Banyak orang Kristen sejak kecil diajar bahwa menjadi orang Kristen itu menyenangkan: mati pasti masuk surga, kalau sakit bisa disembuhkan karena bilur-bilur Yesus berkuasa, sebab Allah itu baik dan penuh kasih. Akibatnya, muncul generasi orang Kristen oportunis — orang yang memanfaatkan Tuhan demi keuntungan diri sendiri, tanpa memperhatikan kepentingan Allah. Mereka tidak pernah memilih untuk mengikut Yesus secara pribadi, tetapi tetap ingin menikmati semua keuntungan rohani. Bahasa keagamaan mereka dangkal, sebatas ungkapan emosional: “Allah itu baik, Ia menyayangiku, Ia melindungiku, Ia menyimpan air mataku di dalam kirbat-Nya.”

Cara berpikir seperti ini membuat banyak orang Kristen berhenti bertumbuh dan terparkir dalam kekanak-kanakan rohani. Hal itu mungkin bisa dimaklumi jika masih baru bertobat, atau masih anak-anak Sekolah Minggu, tetapi tidak bagi mereka yang sudah dewasa. Seiring bertambahnya usia biologis, seharusnya kedewasaan rohani juga bertumbuh. Jika seseorang sudah dewasa, maka yang harus dipersoalkan bukan lagi apakah Tuhan menjaga kita, tetapi apakah kita menjaga diri dari pengaruh dunia. Apakah kita menjaga mata kita dari hal-hal yang tidak patut dilihat? Apakah kita menjaga hati agar tidak menampung hal-hal yang najis?
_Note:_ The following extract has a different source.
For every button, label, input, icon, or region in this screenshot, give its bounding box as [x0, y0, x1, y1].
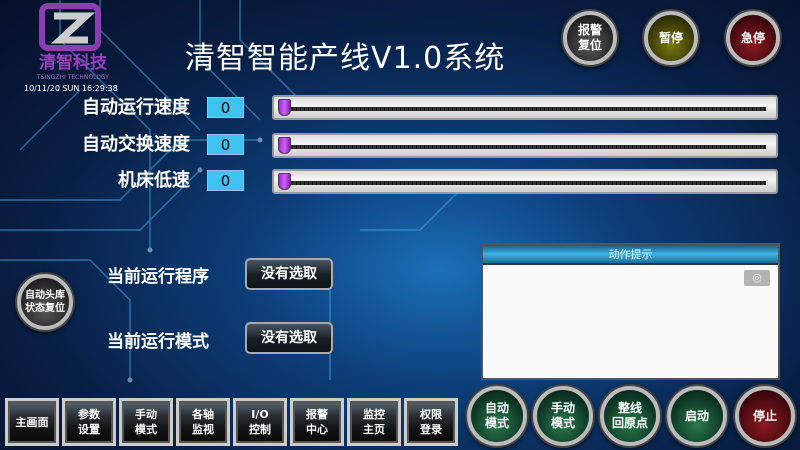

Orang-orang Kristen yang menjadi Kristen karena keturunan sering kali bukanlah orang yang tidak setia dalam ukuran umum. Mereka bisa sangat setia, bahkan fanatik membela kekristenan. Tetapi fanatisme bukanlah kesetiaan sejati yang dikehendaki Tuhan. Kesetiaan sejati hanya dapat lahir dari keputusan pribadi untuk mengikut Yesus dengan segenap hati. Tuhan tidak menghendaki orang yang hanya mewarisi agama, melainkan orang yang dengan sadar memilih untuk menjadi murid Kristus dan hidup sesuai dengan kehendak-Nya.